Je n’ai rien trouvé d’autre pour l’instant qui influence le fonctionnement de vim que cette variable là.

----------

## geekounet

Les touches directionnelles dans Vi(m) c'est une hérésie !  :Wink:  Les classiques HJKL c'est la méthode classique, ça marche partout et c'est plus rapide à l'usage en plus d'être combinables à d'autres commandes, ça vient tout seul.  :Wink: 

----------

## Napoleon

 *geekounet wrote:*   

> Les touches directionnelles dans Vi(m) c'est une hérésie !  Les classiques HJKL c'est la méthode classique, ça marche partout et c'est plus rapide à l'usage en plus d'être combinables à d'autres commandes, ça vient tout seul. 

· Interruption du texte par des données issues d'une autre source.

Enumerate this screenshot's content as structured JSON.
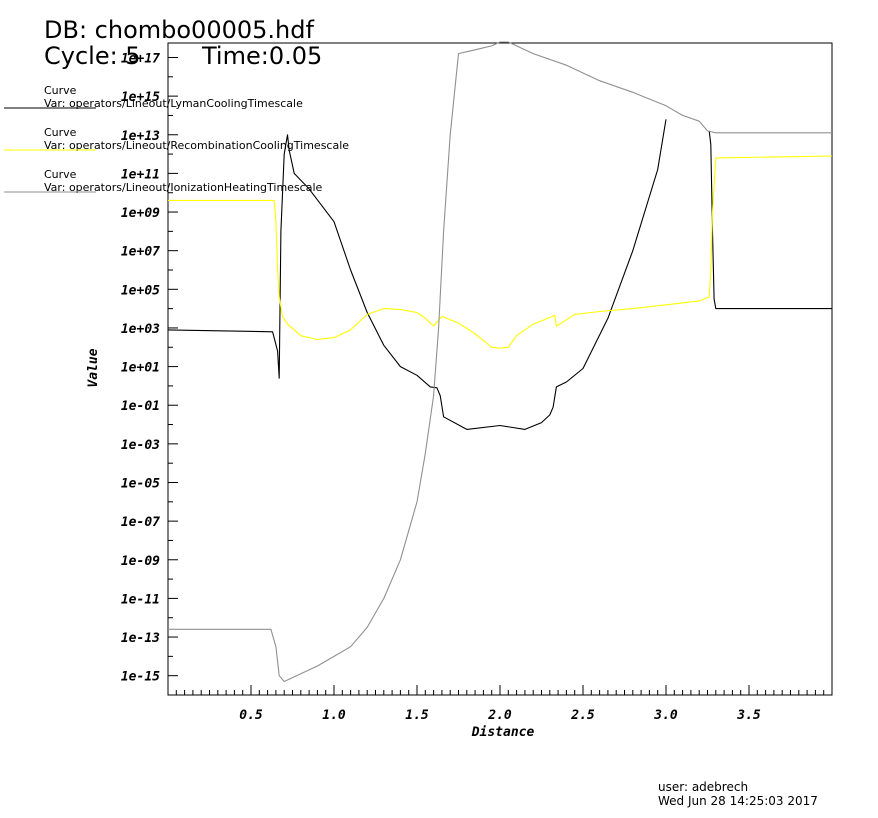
{
  "header": {
    "db": "DB: chombo00005.hdf",
    "cycle": "Cycle: 5",
    "time": "Time:0.05"
  },
  "legend": [
    {
      "line1": "Curve",
      "line2": "Var: operators/Lineout/LymanCoolingTimescale",
      "color": "#000000"
    },
    {
      "line1": "Curve",
      "line2": "Var: operators/Lineout/RecombinationCoolingTimescale",
      "color": "#ffff00"
    },
    {
      "line1": "Curve",
      "line2": "Var: operators/Lineout/IonizationHeatingTimescale",
      "color": "#909090"
    }
  ],
  "footer": {
    "user": "user: adebrech",
    "date": "Wed Jun 28 14:25:03 2017"
  },
  "chart_data": {
    "type": "line",
    "xlabel": "Distance",
    "ylabel": "Value",
    "xlim": [
      0.0,
      4.0
    ],
    "ylog_exp_range": [
      -16,
      17.75
    ],
    "y_scale": "log",
    "x_ticks": [
      "0.5",
      "1.0",
      "1.5",
      "2.0",
      "2.5",
      "3.0",
      "3.5"
    ],
    "x_tick_values": [
      0.5,
      1.0,
      1.5,
      2.0,
      2.5,
      3.0,
      3.5
    ],
    "y_ticks": [
      "1e-15",
      "1e-13",
      "1e-11",
      "1e-09",
      "1e-07",
      "1e-05",
      "1e-03",
      "1e-01",
      "1e+01",
      "1e+03",
      "1e+05",
      "1e+07",
      "1e+09",
      "1e+11",
      "1e+13",
      "1e+15",
      "1e+17"
    ],
    "y_tick_exponents": [
      -15,
      -13,
      -11,
      -9,
      -7,
      -5,
      -3,
      -1,
      1,
      3,
      5,
      7,
      9,
      11,
      13,
      15,
      17
    ],
    "series_note": "series values are log10(Value)",
    "series": [
      {
        "color": "#000000",
        "x": [
          0.0,
          0.63,
          0.66,
          0.67,
          0.68,
          0.7,
          0.72,
          0.73,
          0.76,
          0.85,
          1.0,
          1.1,
          1.2,
          1.3,
          1.4,
          1.5,
          1.58,
          1.62,
          1.64,
          1.66,
          1.8,
          2.0,
          2.15,
          2.25,
          2.3,
          2.32,
          2.34,
          2.4,
          2.5,
          2.65,
          2.8,
          2.95,
          3.0
        ],
        "values": [
          2.9,
          2.8,
          1.8,
          0.4,
          8.0,
          12.0,
          13.0,
          12.2,
          11.0,
          10.2,
          8.5,
          6.0,
          3.8,
          2.1,
          1.0,
          0.55,
          -0.05,
          -0.1,
          -0.5,
          -1.6,
          -2.25,
          -2.05,
          -2.25,
          -1.9,
          -1.5,
          -1.1,
          -0.05,
          0.2,
          0.9,
          3.5,
          7.0,
          11.2,
          13.8
        ]
      },
      {
        "color": "#000000",
        "x": [
          3.26,
          3.27,
          3.28,
          3.29,
          3.3,
          4.0
        ],
        "values": [
          13.2,
          12.5,
          8.0,
          4.5,
          4.0,
          4.0
        ]
      },
      {
        "color": "#ffff00",
        "x": [
          0.0,
          0.64,
          0.65,
          0.66,
          0.67,
          0.69,
          0.72,
          0.8,
          0.9,
          1.0,
          1.1,
          1.2,
          1.3,
          1.4,
          1.5,
          1.55,
          1.6,
          1.65,
          1.75,
          1.85,
          1.95,
          2.0,
          2.05,
          2.1,
          2.2,
          2.33,
          2.34,
          2.36,
          2.45,
          2.6,
          2.8,
          3.0,
          3.2,
          3.26,
          3.27,
          3.28,
          3.3,
          4.0
        ],
        "values": [
          9.6,
          9.6,
          8.5,
          6.0,
          4.6,
          3.6,
          3.2,
          2.6,
          2.4,
          2.5,
          2.9,
          3.7,
          4.0,
          3.95,
          3.8,
          3.5,
          3.1,
          3.6,
          3.25,
          2.7,
          2.0,
          1.95,
          2.0,
          2.6,
          3.2,
          3.65,
          3.1,
          3.2,
          3.7,
          3.85,
          4.0,
          4.2,
          4.4,
          4.6,
          6.0,
          9.0,
          11.8,
          11.9
        ]
      },
      {
        "color": "#909090",
        "x": [
          0.0,
          0.62,
          0.65,
          0.67,
          0.7,
          0.8,
          0.9,
          1.0,
          1.1,
          1.2,
          1.3,
          1.4,
          1.45,
          1.5,
          1.55,
          1.6,
          1.63,
          1.66,
          1.7,
          1.75,
          1.8,
          1.85,
          1.9,
          1.95,
          2.0,
          2.05,
          2.1,
          2.2,
          2.4,
          2.6,
          2.8,
          3.0,
          3.1,
          3.2,
          3.25,
          3.3,
          4.0
        ],
        "values": [
          -12.6,
          -12.6,
          -13.5,
          -15.0,
          -15.3,
          -14.9,
          -14.5,
          -14.0,
          -13.5,
          -12.5,
          -11.0,
          -9.0,
          -7.5,
          -6.0,
          -3.5,
          -0.5,
          3.0,
          8.0,
          13.0,
          17.2,
          17.3,
          17.4,
          17.5,
          17.6,
          17.8,
          17.8,
          17.6,
          17.2,
          16.6,
          15.8,
          15.2,
          14.5,
          14.0,
          13.7,
          13.2,
          13.1,
          13.1
        ]
      }
    ]
  }
}
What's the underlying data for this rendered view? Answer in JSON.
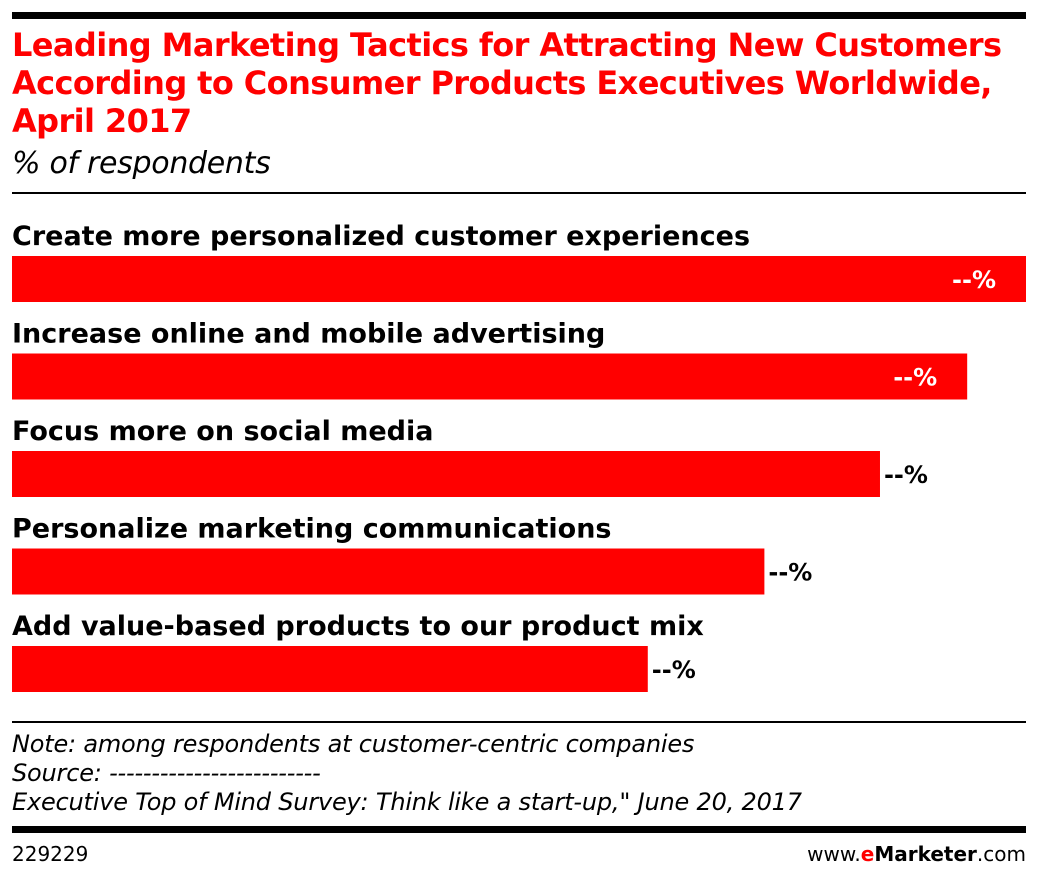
{
  "chart_data": {
    "type": "bar",
    "orientation": "horizontal",
    "title": "Leading Marketing Tactics for Attracting New Customers According to Consumer Products Executives Worldwide, April 2017",
    "subtitle": "% of respondents",
    "categories": [
      "Create more personalized customer experiences",
      "Increase online and mobile advertising",
      "Focus more on social media",
      "Personalize marketing communications",
      "Add value-based products to our product mix"
    ],
    "values": [
      100,
      94.2,
      85.6,
      74.2,
      62.7
    ],
    "value_labels": [
      "--%",
      "--%",
      "--%",
      "--%",
      "--%"
    ],
    "xlim": [
      0,
      100
    ],
    "grid": false,
    "legend": "none",
    "colors": {
      "bar": "#ff0000",
      "title": "#ff0000",
      "label_inside": "#ffffff",
      "label_outside": "#000000"
    }
  },
  "footer": {
    "note": "Note: among respondents at customer-centric companies",
    "source": "Source: -------------------------",
    "source_detail": "Executive Top of Mind Survey: Think like a start-up,\" June 20, 2017",
    "chart_id": "229229",
    "brand_prefix": "www.",
    "brand_e": "e",
    "brand_name": "Marketer",
    "brand_suffix": ".com"
  }
}
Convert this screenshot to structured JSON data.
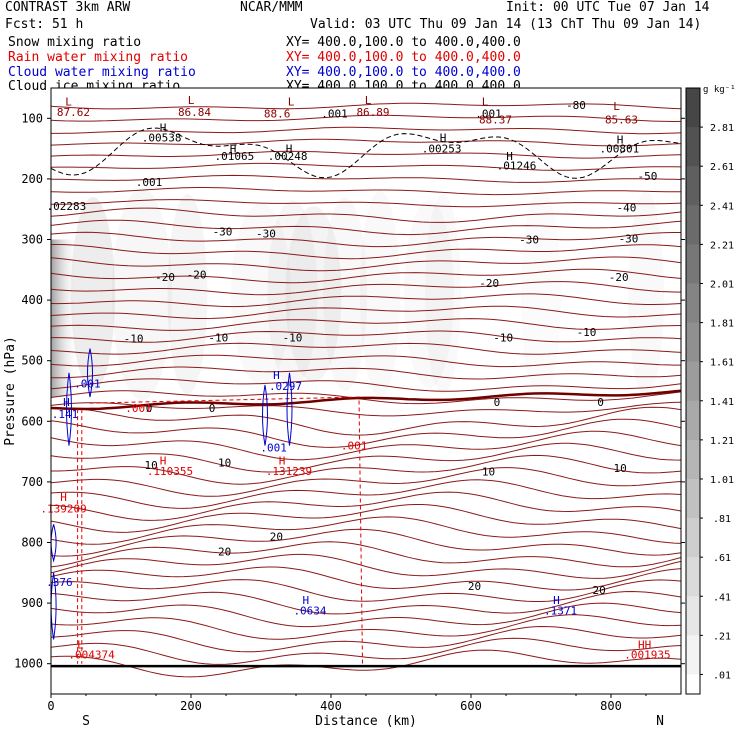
{
  "header": {
    "model": "CONTRAST  3km ARW",
    "center": "NCAR/MMM",
    "init": "Init: 00 UTC Tue 07 Jan 14",
    "fcst": "Fcst:   51 h",
    "valid": "Valid: 03 UTC Thu 09 Jan 14 (13 ChT Thu 09 Jan 14)"
  },
  "legend": [
    {
      "label": "Snow mixing ratio",
      "xy": "XY= 400.0,100.0 to 400.0,400.0",
      "color": "#000000"
    },
    {
      "label": "Rain water mixing ratio",
      "xy": "XY= 400.0,100.0 to 400.0,400.0",
      "color": "#e00000"
    },
    {
      "label": "Cloud water mixing ratio",
      "xy": "XY= 400.0,100.0 to 400.0,400.0",
      "color": "#0000d0"
    },
    {
      "label": "Cloud ice mixing ratio",
      "xy": "XY= 400.0,100.0 to 400.0,400.0",
      "color": "#000000"
    }
  ],
  "colorbar": {
    "unit": "g kg⁻¹",
    "labels": [
      "2.81",
      "2.61",
      "2.41",
      "2.21",
      "2.01",
      "1.81",
      "1.61",
      "1.41",
      "1.21",
      "1.01",
      ".81",
      ".61",
      ".41",
      ".21",
      ".01"
    ]
  },
  "chart_data": {
    "type": "contour-cross-section",
    "ylabel": "Pressure (hPa)",
    "xlabel": "Distance (km)",
    "x_start_label": "S",
    "x_end_label": "N",
    "xlim": [
      0,
      900
    ],
    "ylim": [
      1050,
      50
    ],
    "xticks": [
      0,
      200,
      400,
      600,
      800
    ],
    "yticks": [
      100,
      200,
      300,
      400,
      500,
      600,
      700,
      800,
      900,
      1000
    ],
    "temperature_labels": [
      {
        "text": "-80",
        "x": 750,
        "p": 78
      },
      {
        "text": "-50",
        "x": 852,
        "p": 195
      },
      {
        "text": "-40",
        "x": 822,
        "p": 247
      },
      {
        "text": "-30",
        "x": 245,
        "p": 287
      },
      {
        "text": "-30",
        "x": 307,
        "p": 290
      },
      {
        "text": "-30",
        "x": 683,
        "p": 300
      },
      {
        "text": "-30",
        "x": 825,
        "p": 298
      },
      {
        "text": "-20",
        "x": 163,
        "p": 362
      },
      {
        "text": "-20",
        "x": 208,
        "p": 358
      },
      {
        "text": "-20",
        "x": 626,
        "p": 372
      },
      {
        "text": "-20",
        "x": 811,
        "p": 362
      },
      {
        "text": "-10",
        "x": 118,
        "p": 463
      },
      {
        "text": "-10",
        "x": 239,
        "p": 462
      },
      {
        "text": "-10",
        "x": 345,
        "p": 462
      },
      {
        "text": "-10",
        "x": 646,
        "p": 462
      },
      {
        "text": "-10",
        "x": 765,
        "p": 453
      },
      {
        "text": "0",
        "x": 140,
        "p": 578
      },
      {
        "text": "0",
        "x": 230,
        "p": 578
      },
      {
        "text": "0",
        "x": 637,
        "p": 568
      },
      {
        "text": "0",
        "x": 785,
        "p": 568
      },
      {
        "text": "10",
        "x": 143,
        "p": 672
      },
      {
        "text": "10",
        "x": 248,
        "p": 668
      },
      {
        "text": "10",
        "x": 625,
        "p": 683
      },
      {
        "text": "10",
        "x": 813,
        "p": 677
      },
      {
        "text": "20",
        "x": 248,
        "p": 815
      },
      {
        "text": "20",
        "x": 322,
        "p": 790
      },
      {
        "text": "20",
        "x": 605,
        "p": 872
      },
      {
        "text": "20",
        "x": 783,
        "p": 878
      }
    ],
    "extrema_labels": [
      {
        "text": "L",
        "x": 25,
        "p": 72,
        "color": "#8b0000"
      },
      {
        "text": "87.62",
        "x": 32,
        "p": 90,
        "color": "#8b0000"
      },
      {
        "text": "L",
        "x": 200,
        "p": 70,
        "color": "#8b0000"
      },
      {
        "text": "86.84",
        "x": 205,
        "p": 90,
        "color": "#8b0000"
      },
      {
        "text": "L",
        "x": 343,
        "p": 72,
        "color": "#8b0000"
      },
      {
        "text": "88.6",
        "x": 323,
        "p": 92,
        "color": "#8b0000"
      },
      {
        "text": "L",
        "x": 453,
        "p": 70,
        "color": "#8b0000"
      },
      {
        "text": "86.89",
        "x": 460,
        "p": 90,
        "color": "#8b0000"
      },
      {
        "text": "L",
        "x": 620,
        "p": 72,
        "color": "#8b0000"
      },
      {
        "text": "88.37",
        "x": 635,
        "p": 102,
        "color": "#8b0000"
      },
      {
        "text": "L",
        "x": 808,
        "p": 80,
        "color": "#8b0000"
      },
      {
        "text": "85.63",
        "x": 815,
        "p": 102,
        "color": "#8b0000"
      },
      {
        "text": "H",
        "x": 160,
        "p": 115,
        "color": "#000000"
      },
      {
        "text": ".00538",
        "x": 158,
        "p": 132,
        "color": "#000000"
      },
      {
        "text": ".001",
        "x": 405,
        "p": 92,
        "color": "#000000"
      },
      {
        "text": ".001",
        "x": 625,
        "p": 92,
        "color": "#000000"
      },
      {
        "text": "H",
        "x": 260,
        "p": 150,
        "color": "#000000"
      },
      {
        "text": ".01065",
        "x": 262,
        "p": 162,
        "color": "#000000"
      },
      {
        "text": "H",
        "x": 340,
        "p": 150,
        "color": "#000000"
      },
      {
        "text": ".00248",
        "x": 338,
        "p": 162,
        "color": "#000000"
      },
      {
        "text": "H",
        "x": 560,
        "p": 132,
        "color": "#000000"
      },
      {
        "text": ".00253",
        "x": 558,
        "p": 150,
        "color": "#000000"
      },
      {
        "text": "H",
        "x": 813,
        "p": 135,
        "color": "#000000"
      },
      {
        "text": ".00801",
        "x": 812,
        "p": 150,
        "color": "#000000"
      },
      {
        "text": "H",
        "x": 655,
        "p": 162,
        "color": "#000000"
      },
      {
        "text": ".01246",
        "x": 665,
        "p": 178,
        "color": "#000000"
      },
      {
        "text": ".001",
        "x": 140,
        "p": 205,
        "color": "#000000"
      },
      {
        "text": ".02283",
        "x": 22,
        "p": 245,
        "color": "#000000"
      },
      {
        "text": ".001",
        "x": 52,
        "p": 538,
        "color": "#0000d0"
      },
      {
        "text": "H",
        "x": 22,
        "p": 568,
        "color": "#0000d0"
      },
      {
        "text": ".141",
        "x": 20,
        "p": 588,
        "color": "#0000d0"
      },
      {
        "text": "H",
        "x": 322,
        "p": 524,
        "color": "#0000d0"
      },
      {
        "text": ".0297",
        "x": 335,
        "p": 542,
        "color": "#0000d0"
      },
      {
        "text": ".001",
        "x": 318,
        "p": 643,
        "color": "#0000d0"
      },
      {
        "text": "H",
        "x": 364,
        "p": 895,
        "color": "#0000d0"
      },
      {
        "text": ".0634",
        "x": 370,
        "p": 912,
        "color": "#0000d0"
      },
      {
        "text": "H",
        "x": 722,
        "p": 895,
        "color": "#0000d0"
      },
      {
        "text": ".1371",
        "x": 728,
        "p": 912,
        "color": "#0000d0"
      },
      {
        "text": ".376",
        "x": 12,
        "p": 865,
        "color": "#0000d0"
      },
      {
        "text": ".001",
        "x": 125,
        "p": 578,
        "color": "#e00000"
      },
      {
        "text": ".001",
        "x": 433,
        "p": 640,
        "color": "#e00000"
      },
      {
        "text": "H",
        "x": 160,
        "p": 665,
        "color": "#e00000"
      },
      {
        "text": ".110355",
        "x": 170,
        "p": 682,
        "color": "#e00000"
      },
      {
        "text": "H",
        "x": 330,
        "p": 665,
        "color": "#e00000"
      },
      {
        "text": ".131239",
        "x": 340,
        "p": 682,
        "color": "#e00000"
      },
      {
        "text": "H",
        "x": 18,
        "p": 725,
        "color": "#e00000"
      },
      {
        "text": ".139209",
        "x": 18,
        "p": 744,
        "color": "#e00000"
      },
      {
        "text": "L",
        "x": 42,
        "p": 968,
        "color": "#e00000"
      },
      {
        "text": ".004374",
        "x": 58,
        "p": 985,
        "color": "#e00000"
      },
      {
        "text": "HH",
        "x": 848,
        "p": 968,
        "color": "#e00000"
      },
      {
        "text": ".001935",
        "x": 852,
        "p": 985,
        "color": "#e00000"
      }
    ]
  }
}
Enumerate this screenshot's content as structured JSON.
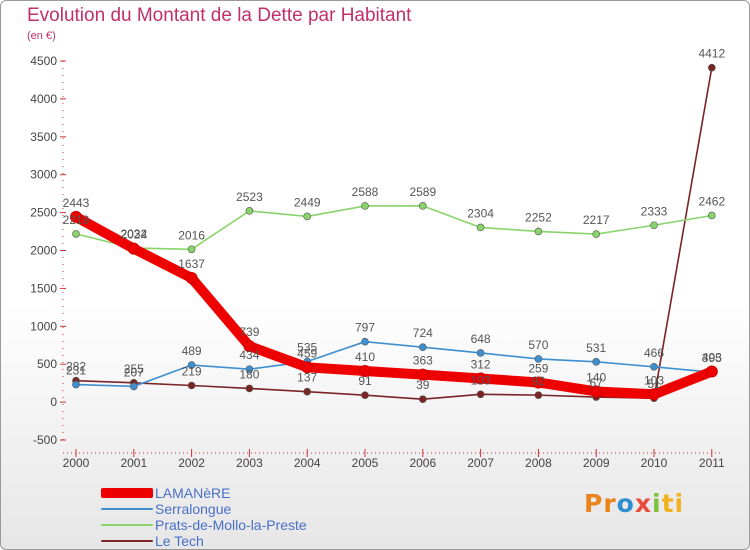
{
  "title": "Evolution du Montant de la Dette par Habitant",
  "subtitle": "(en €)",
  "logo": {
    "parts": [
      "Pr",
      "o",
      "x",
      "i",
      "ti"
    ],
    "colors": [
      "#e8841a",
      "#2f8fd0",
      "#e84c3d",
      "#7cc23a",
      "#f2b21d"
    ]
  },
  "chart_data": {
    "type": "line",
    "title": "Evolution du Montant de la Dette par Habitant",
    "subtitle": "(en €)",
    "x": [
      "2000",
      "2001",
      "2002",
      "2003",
      "2004",
      "2005",
      "2006",
      "2007",
      "2008",
      "2009",
      "2010",
      "2011"
    ],
    "ylim": [
      -500,
      4500
    ],
    "yticks": [
      "-500",
      "0",
      "500",
      "1000",
      "1500",
      "2000",
      "2500",
      "3000",
      "3500",
      "4000",
      "4500"
    ],
    "grid": false,
    "legend_position": "bottom-left",
    "series": [
      {
        "name": "LAMANèRE",
        "color": "#ee0000",
        "values": [
          2443,
          2024,
          1637,
          739,
          459,
          410,
          363,
          312,
          259,
          140,
          103,
          403
        ],
        "labels": [
          "2443",
          "2024",
          "1637",
          "739",
          "459",
          "410",
          "363",
          "312",
          "259",
          "140",
          "103",
          "403"
        ]
      },
      {
        "name": "Serralongue",
        "color": "#3e8fd0",
        "values": [
          231,
          207,
          489,
          434,
          535,
          797,
          724,
          648,
          570,
          531,
          466,
          395
        ],
        "labels": [
          "231",
          "207",
          "489",
          "434",
          "535",
          "797",
          "724",
          "648",
          "570",
          "531",
          "466",
          "395"
        ]
      },
      {
        "name": "Prats-de-Mollo-la-Preste",
        "color": "#88d46a",
        "values": [
          2219,
          2032,
          2016,
          2523,
          2449,
          2588,
          2589,
          2304,
          2252,
          2217,
          2333,
          2462
        ],
        "labels": [
          "2219",
          "2032",
          "2016",
          "2523",
          "2449",
          "2588",
          "2589",
          "2304",
          "2252",
          "2217",
          "2333",
          "2462"
        ]
      },
      {
        "name": "Le Tech",
        "color": "#7a2424",
        "values": [
          282,
          255,
          219,
          180,
          137,
          91,
          39,
          103,
          92,
          67,
          51,
          4412
        ],
        "labels": [
          "282",
          "255",
          "219",
          "180",
          "137",
          "91",
          "39",
          "103",
          "92",
          "67",
          "51",
          "4412"
        ]
      }
    ]
  }
}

 J’en conviens geekounet même si je te sais puriste  :Very Happy: . Sauf que voila, si je ne les utilise pas tout le temps, les deux fois dans la journée où j’aurais à les utilisées en mode insertion (pour aller au caractère précédant sans faire de ESC, h, i) ça doit tout de même marcher d’autant plus que ça marche bien ailleurs. Et puis bon, c’est un dysfonctionnement qui n’a pas lieux d’être et qui cache peut-être autre chose…

----------